The foreground stuff deals with the “Anti-Spawn” – a heaven-sent creation dressed up in a sadomasochist’s take on Spawn attire, empowered with, like, anti-Spawn stuff that gives us our throwdown. Plenty of room is allowed for Capullo to shine during this, but it’s actually tempered pretty well by Spawn’s internal dialogue, realizing he’s somewhat outclassed, and then the interaction of the homeless denizens Spawn has buddied up to.

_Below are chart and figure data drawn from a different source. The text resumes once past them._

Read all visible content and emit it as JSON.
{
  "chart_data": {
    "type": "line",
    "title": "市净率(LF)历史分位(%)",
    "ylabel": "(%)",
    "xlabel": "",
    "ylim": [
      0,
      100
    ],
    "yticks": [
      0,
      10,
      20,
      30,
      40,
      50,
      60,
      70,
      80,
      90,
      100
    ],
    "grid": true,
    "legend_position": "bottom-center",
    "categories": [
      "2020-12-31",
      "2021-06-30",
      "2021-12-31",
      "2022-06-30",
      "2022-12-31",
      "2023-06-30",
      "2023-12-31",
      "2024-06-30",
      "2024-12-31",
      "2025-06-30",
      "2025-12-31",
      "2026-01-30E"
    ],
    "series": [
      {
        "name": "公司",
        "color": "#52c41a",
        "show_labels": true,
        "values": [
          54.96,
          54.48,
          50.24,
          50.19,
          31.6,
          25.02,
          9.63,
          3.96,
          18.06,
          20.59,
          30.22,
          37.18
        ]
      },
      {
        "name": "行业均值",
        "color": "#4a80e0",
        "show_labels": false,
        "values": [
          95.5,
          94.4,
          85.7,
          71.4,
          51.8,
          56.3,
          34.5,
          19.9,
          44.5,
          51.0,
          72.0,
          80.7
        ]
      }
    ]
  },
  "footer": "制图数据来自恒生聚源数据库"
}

The stitching surrounding these two elements – the town, Anti-Spawn – feel rather generic, but they’re not poorly written. It’s the taint of the fill-in: you can do some cool things, but you can’t change the world, and ultimately you have to pick up and lay down pieces to connect to what came before and what will come after. Capullo’s artwork is also a bit eye-boggly, not always giving us the clearest choreography or page-reading order in favor of cool splashes and poses.

So minor-ish stuff as part of Grant’s oeuvre, but fun issues overall.